= Driving without due care and attention =

Type of moving traffic violation

Driving without due care and attention or careless driving is a legal term for a particular type of moving traffic violation related to aggressive driving in the United States, Canada (at least in Ontario), the United Kingdom, and Ireland. It is often punishable by fines or endorsements like suspensions on a driver's license.

It is usually a less serious offence than reckless driving (United States, Canada) or dangerous driving (United Kingdom, Canada).

==United Kingdom==
In England and Wales and Scotland this offence was created by section 3 of the Road Traffic Act 1988 (as substituted by section 2 of the Road Traffic Act 1991). It carries a punishment of between three and nine penalty points and a fine of up to £5,000.

The Road Traffic Act 1991 amended the same act to insert section 3A, which creates the offence of "causing death by careless driving when under the influence of drink or drugs", punishable by up to 14 years in prison with mandatory disqualification and 3–11 penalty points.
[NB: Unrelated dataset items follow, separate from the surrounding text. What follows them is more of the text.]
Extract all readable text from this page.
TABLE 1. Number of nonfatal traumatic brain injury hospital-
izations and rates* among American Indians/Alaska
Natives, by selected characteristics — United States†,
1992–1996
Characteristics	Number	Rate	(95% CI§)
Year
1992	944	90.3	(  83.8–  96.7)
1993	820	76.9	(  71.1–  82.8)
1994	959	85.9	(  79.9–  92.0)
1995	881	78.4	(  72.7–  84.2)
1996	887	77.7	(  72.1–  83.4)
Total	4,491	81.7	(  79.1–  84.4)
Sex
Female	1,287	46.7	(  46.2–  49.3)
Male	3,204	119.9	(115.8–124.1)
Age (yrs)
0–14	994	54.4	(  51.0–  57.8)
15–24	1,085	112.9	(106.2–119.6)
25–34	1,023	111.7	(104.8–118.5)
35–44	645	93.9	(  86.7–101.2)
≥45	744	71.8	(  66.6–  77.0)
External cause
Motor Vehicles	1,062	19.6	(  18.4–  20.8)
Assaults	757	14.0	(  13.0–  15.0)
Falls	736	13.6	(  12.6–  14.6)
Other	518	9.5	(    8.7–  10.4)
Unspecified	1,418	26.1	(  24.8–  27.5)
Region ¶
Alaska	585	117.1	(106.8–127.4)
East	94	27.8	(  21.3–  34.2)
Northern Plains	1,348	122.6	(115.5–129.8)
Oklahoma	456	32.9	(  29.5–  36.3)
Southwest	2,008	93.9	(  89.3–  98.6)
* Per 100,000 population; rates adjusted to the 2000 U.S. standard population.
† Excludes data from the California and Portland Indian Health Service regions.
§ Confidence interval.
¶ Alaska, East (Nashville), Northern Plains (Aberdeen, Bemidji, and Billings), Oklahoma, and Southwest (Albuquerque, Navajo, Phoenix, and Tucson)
The Road Safety Act 2006 additionally inserted section 2A, creating the offence of "causing death by careless or inconsiderate driving", without the requirement of intoxication; the sentence is 12 months' imprisonment (6 in Scotland) plus a fine up to the statutory maximum on summary conviction, or 5 years' imprisonment and/or a fine on indictment, plus mandatory disqualification and 3–11 penalty points.
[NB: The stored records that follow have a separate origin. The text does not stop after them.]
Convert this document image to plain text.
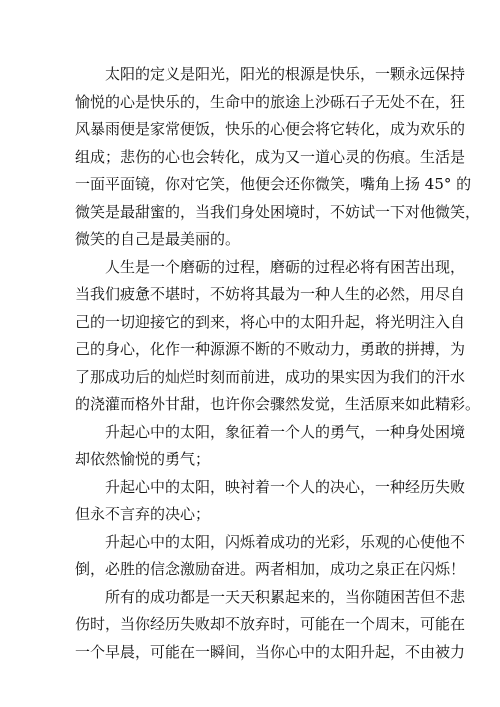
太阳的定义是阳光，阳光的根源是快乐，一颗永远保持
愉悦的心是快乐的，生命中的旅途上沙砾石子无处不在，狂
风暴雨便是家常便饭，快乐的心便会将它转化，成为欢乐的
组成；悲伤的心也会转化，成为又一道心灵的伤痕。生活是
一面平面镜，你对它笑，他便会还你微笑，嘴角上扬 45° 的
微笑是最甜蜜的，当我们身处困境时，不妨试一下对他微笑，
微笑的自己是最美丽的。
人生是一个磨砺的过程，磨砺的过程必将有困苦出现，
当我们疲惫不堪时，不妨将其最为一种人生的必然，用尽自
己的一切迎接它的到来，将心中的太阳升起，将光明注入自
己的身心，化作一种源源不断的不败动力，勇敢的拼搏，为
了那成功后的灿烂时刻而前进，成功的果实因为我们的汗水
的浇灌而格外甘甜，也许你会骤然发觉，生活原来如此精彩。
升起心中的太阳，象征着一个人的勇气，一种身处困境
却依然愉悦的勇气；
升起心中的太阳，映衬着一个人的决心，一种经历失败
但永不言弃的决心；
升起心中的太阳，闪烁着成功的光彩，乐观的心使他不
倒，必胜的信念激励奋进。两者相加，成功之泉正在闪烁！
所有的成功都是一天天积累起来的，当你随困苦但不悲
伤时，当你经历失败却不放弃时，可能在一个周末，可能在
一个早晨，可能在一瞬间，当你心中的太阳升起，不由被力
Examples of concentration lapses include being distracted by passengers, adjusting the radio and looking at satellite navigation systems (GPS). It is not necessary for a collision or other incident to occur for the offence to be prosecuted. For example, a close pass of a cyclist (contrary to Highway Code rule 163), typically defined as passing within 1.5 metres, is frequently prosecuted as careless driving regardless of actual attention; in extreme cases, convictions of dangerous driving for close passing without contact have survived appeal.